For incoming freshman Paige Watson, her first taste of independence came from an experience she shared with hundreds of other freshmen on campus: Big Blue Move-In. For Watson, an out-of-stater, living on campus alongside thousands of other students is an opportunity she just couldn’t pass up.

“I knew I didn’t want to go to school in West Virginia, and I had lived in Kentucky before so I was familiar with the state and knew UK was a great school,” Watson said.

She said she did research and decided that she liked the dorm setup, as well as the location of UK.

“I figured UK was the best place for me because I still have friends and family in Kentucky if I need them but I’m still living away from them,” she said.

Like many other first-year students, this will be Watson’s first time living on her own. One crucial factor in successfully living on one’s own is self-awareness. A 2017 report from the Center for Collegiate Mental Health showed the top four concerns of college students were anxiety, depression, stress and family. Concerns such as these come with college in general but may be even more concerning when moving into college dorms.

UK Counseling Center Director Mary Chandler Bolin stressed the importance of mental health in college, especially during freshman year and the move-in process.

“Some students may arrive at college having already experienced symptoms of anxiety, depression, disordered eating, PTSD, substance abuse, ADHD or other conditions which may be exacerbated by transitional stress,” Bolin said. “It is crucial that students maintain the behaviors which have helped them manage any symptoms.”

She mentioned behaviors such as regular sleep, complying with prescribed medication and connecting with campus resources such as the UK Counseling Center (859-257-8701) and the University Health Service (Behavioral Health, at 859-323-5511).

Despite these concerns, Watson, who already deals with mental health issues, believes she will be able to handle the big move with the support of family and friends. In fact, Watson’s family found that the advantages of living on campus outweigh the disadvantages.

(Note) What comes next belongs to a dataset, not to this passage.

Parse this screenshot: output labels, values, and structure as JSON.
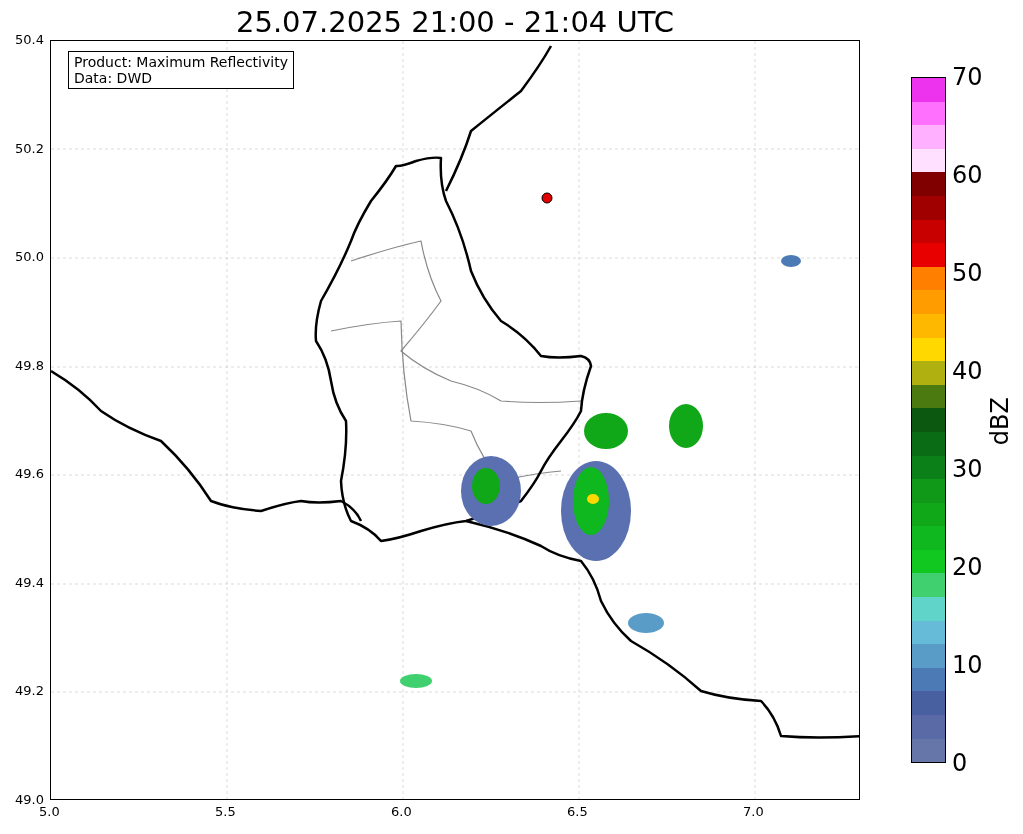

“My parents really wanted me to live in a dorm my first year so that way I could be on campus and close to all of the fun things happening,” Watson said. “They are hoping this encourages me to get out of my comfort zone.”

Yet a comfort zone is exactly what Watson moved into on Aug 15. Through the chaos of families and carts full of clothes lining Huguelet Drive and just about every other residential road on UK’s campus, Watson found a home away from home she’s sure she’ll like. With the help of residential staff, her move-in experience went quickly and smoothly, surprising her and her family. She is also living in a dorm where she’ll have her own separate room, leaving her brother, who didn’t have the same amenities at his college, envious.

Despite not being part of a Living Learning Program or knowing anyone at UK, Watson is confident that she’ll be okay here, and moving into the dorms will only help her all the more.

“I’m sad to leave the familiar faces and places but I’m excited to begin my life,” Watson said. “I know that no matter what, my close friends and family members will be there for me despite the distance.”